Astronomers observing the Rosette Nebula, a huge cloud of gas and dust 4600 light years from Earth in the constellation Monoceros (the Unicorn), have found that tiny, round, dark clouds called globulettes have the right characteristics to form free-floating planets with no parent star. New observations, made with Chalmers University of Technology telescopes, show that not all free-floating planets were thrown out of existing planetary systems. They can also be born free. The study shows that the tiny clouds are moving outwards through the Rosette Nebula at high speed, about 80,000 kilometres per hour.
Previous research has shown that there may be as many as 200 billion free-floating planets in our galaxy, the Milky Way.
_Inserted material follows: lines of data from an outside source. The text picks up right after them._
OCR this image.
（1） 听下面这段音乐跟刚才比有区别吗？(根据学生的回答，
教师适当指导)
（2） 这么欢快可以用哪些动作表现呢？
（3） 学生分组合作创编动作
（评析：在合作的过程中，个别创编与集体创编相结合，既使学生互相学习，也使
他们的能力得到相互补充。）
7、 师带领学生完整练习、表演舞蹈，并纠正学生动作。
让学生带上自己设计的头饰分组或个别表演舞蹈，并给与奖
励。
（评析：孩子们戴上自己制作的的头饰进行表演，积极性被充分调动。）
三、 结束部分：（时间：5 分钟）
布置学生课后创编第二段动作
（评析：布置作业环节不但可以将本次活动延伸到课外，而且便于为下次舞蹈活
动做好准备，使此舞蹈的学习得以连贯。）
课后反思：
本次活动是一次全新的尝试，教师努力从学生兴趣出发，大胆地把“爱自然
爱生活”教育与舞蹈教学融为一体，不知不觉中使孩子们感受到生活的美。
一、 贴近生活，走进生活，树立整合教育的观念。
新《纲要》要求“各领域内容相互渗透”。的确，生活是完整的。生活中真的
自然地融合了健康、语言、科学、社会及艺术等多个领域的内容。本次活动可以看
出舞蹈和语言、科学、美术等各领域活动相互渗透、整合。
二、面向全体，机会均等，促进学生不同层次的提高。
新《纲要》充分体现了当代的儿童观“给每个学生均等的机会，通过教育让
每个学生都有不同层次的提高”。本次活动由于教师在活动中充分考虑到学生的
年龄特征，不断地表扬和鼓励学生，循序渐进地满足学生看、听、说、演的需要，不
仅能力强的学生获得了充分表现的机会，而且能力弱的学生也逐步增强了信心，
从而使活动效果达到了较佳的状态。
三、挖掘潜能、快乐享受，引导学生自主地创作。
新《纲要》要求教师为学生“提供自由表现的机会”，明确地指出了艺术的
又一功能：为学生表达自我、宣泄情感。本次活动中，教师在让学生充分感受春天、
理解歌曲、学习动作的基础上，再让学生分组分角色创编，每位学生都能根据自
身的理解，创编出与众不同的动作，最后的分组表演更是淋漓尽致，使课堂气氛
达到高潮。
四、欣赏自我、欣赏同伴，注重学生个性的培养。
Until now scientists have believed that such “rogue planets”, which don’t orbit around a star, must have been ejected from existing planetary systems. New observations of tiny dark clouds in space point out another possibility: that some free-floating planets formed on their own.
The team collected observations in radio waves with the 20-metre telescope at Onsala Space Observatory in Sweden, in submillimetre waves with APEX in Chile, and in infrared light with the New Technology Telescope (NTT) at ESO’s La Silla Observatory in Chile.
“We found that the globulettes are very dense and compact, and many of them have very dense cores. That tells us that many of them will collapse under their own weight and form free-floating planets. The most massive of them can form so-called brown dwarfs”, says team member Carina Persson, astronomer at Chalmers University of Technology. Brown dwarfs, sometimes called failed stars, are bodies whose mass lies between that of planets and stars.
”We think that these small, round clouds have broken off from tall, dusty pillars of gas which were sculpted by the intense radiation from young stars. They have been accelerated out from the centre of the nebula thanks to pressure from radiation from the hot stars in its centre”, explains Minja Mäkelä, astronomer at the University of Helsinki.
According to Gösta Gahm and his team, the tiny dark clouds are being thrown out of the Rosette Nebula. During the history of the Milky Way, countless millions of nebulae like the Rosette have bloomed and faded away. In all of these, many globulettes would have formed.
“If these tiny, round clouds form planets and brown dwarfs, they must be shot out like bullets into the depths of the Milky Way”, says Gösta Gahm. “There are so many of them that they could be a significant source of the free-floating planets that have been discovered in recent years”, he says.
Astronomers know of almost 900 planets which orbit around other stars than the Sun, but free-floating planets have also been found. Some have been discovered using a technique called microlensing, in which the planet is found when it passes in front of a background star, temporarily making it look brighter. This is an effect predicted by Einstein’s theory of general relativity, in which the light from the star is bent when the planet passes in front of it, a so-called gravitational lens. Scientists have estimated that the number of free-floating planets in our galaxy may exceed 200 billion.
The team observed radio waves from molecules of carbon monoxide using the 20-metre radio telescope at Onsala Space Observatory, Sweden, and submillimetre light with the telescope APEX at 5100 metres altitude in the Atacama desert in northern Chile. APEX is a collaboration between the Max Planck Institute for Radio Astronomy in Bonn, Germany, Onsala Space Observatory and ESO, with operations of the telescope entrusted to ESO. Observations in infrared light were made using the 3.58 metre New Technology Telescope (NTT) at ESO’s La Silla Observatory.